SWBAT take an active role in shaping the culture of the classroom and learn about the value of the math practice standards. SWBAT demonstrate prior knowledge and problem solving processes on a brief pre-test.

Help the students gain an understanding of the practice standard and establish a rich classroom culture!

17 minutes

Prior to the students arriving, I set up eight stations around the classroom. The stations are identified by the Math Practice Standards written at the top of a large sticky note. As yesterday’s homework, the students were tasked with creating a crude “mini-poster” highlighting their key interpretations of the Math Practice Standard that they were assigned. Today we are going to take the students’ mini posters and use them to create a class consensus around the practice standards. This helps to:

*1) Establish a strong, unique classroom culture*

*2) Expose the students to the ways that they will be engaging with the mathematics*

*3) Allow the students to have a hand in “creating the course” = greater student buy in!*

As I greet the students at the door, I ask them to report to the large sticky note with their particular math practice standard on it. Once class is ready to begin, I tell the students that this activity will be relatively fast paced and they the will need to listen closely for directions. I start by instructing the students that they have 3 minutes to create a poster highlighting the key features of the math practice standard that their group analyzed for homework. During this time, I anticipate a high level of collaboration as the students deabte the most important elements of the standard.

At the end of three minutes, I have the students put their markers down. For the next phase of the activity, I tell the students that they will be leaving their mini posters and they will rotate to the other 7 stations for two minutes each. While at each new station, the students are to look at the mini posters as a group and talk about what they could/should add* to the poster to make it a more complete representation of the particular math practice standard. I do this as a way to get the students used to looking at each other’s work – something that we will do frequently over the course of the year **(MP3)**. I make sure to keep the students (and myself) accountable to only 2 minutes per station by using a countdown timer on my projector screen.

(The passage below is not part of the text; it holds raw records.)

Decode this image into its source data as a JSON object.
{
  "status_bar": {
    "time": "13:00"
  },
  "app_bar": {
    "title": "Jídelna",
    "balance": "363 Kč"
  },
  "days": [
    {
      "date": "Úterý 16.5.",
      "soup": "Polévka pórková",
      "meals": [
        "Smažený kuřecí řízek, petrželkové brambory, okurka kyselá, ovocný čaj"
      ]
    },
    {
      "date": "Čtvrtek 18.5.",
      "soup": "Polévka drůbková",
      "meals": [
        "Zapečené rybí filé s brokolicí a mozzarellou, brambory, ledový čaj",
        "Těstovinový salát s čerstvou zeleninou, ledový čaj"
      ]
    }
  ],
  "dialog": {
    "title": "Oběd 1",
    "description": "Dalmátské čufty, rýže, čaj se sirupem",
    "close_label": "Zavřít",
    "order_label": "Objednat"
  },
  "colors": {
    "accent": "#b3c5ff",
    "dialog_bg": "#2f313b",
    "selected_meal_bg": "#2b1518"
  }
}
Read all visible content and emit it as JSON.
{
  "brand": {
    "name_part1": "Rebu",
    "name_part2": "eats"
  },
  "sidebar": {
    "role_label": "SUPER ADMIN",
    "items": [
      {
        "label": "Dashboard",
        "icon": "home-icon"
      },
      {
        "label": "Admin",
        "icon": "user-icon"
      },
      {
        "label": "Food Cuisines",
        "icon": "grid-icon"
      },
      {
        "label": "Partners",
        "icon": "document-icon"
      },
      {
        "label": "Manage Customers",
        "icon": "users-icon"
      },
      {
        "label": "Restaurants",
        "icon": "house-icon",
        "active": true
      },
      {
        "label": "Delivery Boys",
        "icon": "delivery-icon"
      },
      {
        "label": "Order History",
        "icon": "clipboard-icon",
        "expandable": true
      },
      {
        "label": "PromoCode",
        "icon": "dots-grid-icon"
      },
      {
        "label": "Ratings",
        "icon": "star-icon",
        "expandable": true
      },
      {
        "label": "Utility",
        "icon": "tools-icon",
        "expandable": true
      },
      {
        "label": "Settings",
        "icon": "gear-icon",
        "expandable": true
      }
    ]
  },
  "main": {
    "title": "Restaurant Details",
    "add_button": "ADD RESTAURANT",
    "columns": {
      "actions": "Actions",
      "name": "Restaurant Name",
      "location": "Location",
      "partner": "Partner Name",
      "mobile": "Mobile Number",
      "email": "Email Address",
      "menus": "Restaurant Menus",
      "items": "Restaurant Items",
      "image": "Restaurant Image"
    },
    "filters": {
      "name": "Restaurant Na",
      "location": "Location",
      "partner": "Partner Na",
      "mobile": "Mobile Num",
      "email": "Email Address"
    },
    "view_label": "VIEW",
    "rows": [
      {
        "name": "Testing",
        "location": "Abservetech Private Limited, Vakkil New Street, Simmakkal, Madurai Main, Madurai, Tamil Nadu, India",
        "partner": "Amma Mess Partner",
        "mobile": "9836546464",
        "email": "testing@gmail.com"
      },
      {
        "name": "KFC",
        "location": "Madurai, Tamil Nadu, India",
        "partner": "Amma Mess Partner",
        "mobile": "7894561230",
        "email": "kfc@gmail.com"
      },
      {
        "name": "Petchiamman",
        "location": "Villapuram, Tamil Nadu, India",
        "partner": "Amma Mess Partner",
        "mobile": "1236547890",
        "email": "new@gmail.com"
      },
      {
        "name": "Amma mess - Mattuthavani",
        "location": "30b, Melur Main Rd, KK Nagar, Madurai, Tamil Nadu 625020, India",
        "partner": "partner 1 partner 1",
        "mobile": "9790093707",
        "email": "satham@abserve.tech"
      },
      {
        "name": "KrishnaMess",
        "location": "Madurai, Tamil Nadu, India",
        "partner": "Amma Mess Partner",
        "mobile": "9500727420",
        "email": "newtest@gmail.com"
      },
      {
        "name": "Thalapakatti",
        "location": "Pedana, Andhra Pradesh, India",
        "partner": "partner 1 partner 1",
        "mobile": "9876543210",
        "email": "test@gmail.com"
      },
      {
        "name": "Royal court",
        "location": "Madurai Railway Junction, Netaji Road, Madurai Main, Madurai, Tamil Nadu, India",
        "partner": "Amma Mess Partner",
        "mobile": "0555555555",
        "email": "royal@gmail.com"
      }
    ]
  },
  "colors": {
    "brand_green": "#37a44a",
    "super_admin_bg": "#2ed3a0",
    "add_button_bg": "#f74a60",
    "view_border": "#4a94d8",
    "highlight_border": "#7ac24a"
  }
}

**Have each group use a unique color marker. This helps you track what additions and modifications to the large sticky notes are being made by what groups of students. *

Resource: *Online timer*

8 minutes

20 minutes

The attached pre-test is not meant to be a cumulative pre-assessment of skills that the students should have upon entry into the class. In fact, it has a few problems on it that the students will likely struggle with. I give a pre-assessment of this type for a few different reasons:

*1) Naturally, I want to see what the students know.*

*2) I keep it short, as to not overwhelm the students and in hopes that they will give a greater effort. I have given large pre-tests in the past, but students only get so discouraged that they leave most of the questions blank – everyone loses in this situation. *

*3) I want them to have a chance to demonstrate to me not only their existing mathematical toolbox, but also their current problem solving processes. This will better help me understand where they are at, and how I can best coach them along the way during the first few critical weeks of class.*

I emphasize the students to complete as much as they can in the time allotted. I also walk the room and encourage students who appear stuck to try their best, not to panic, and draw diagrams or try things when appropriate. I openly let the students know that I am observing HOW they attack the problems much more than if they get the answer correct or not. I do not allow the students time outside of class to work on the pre-test.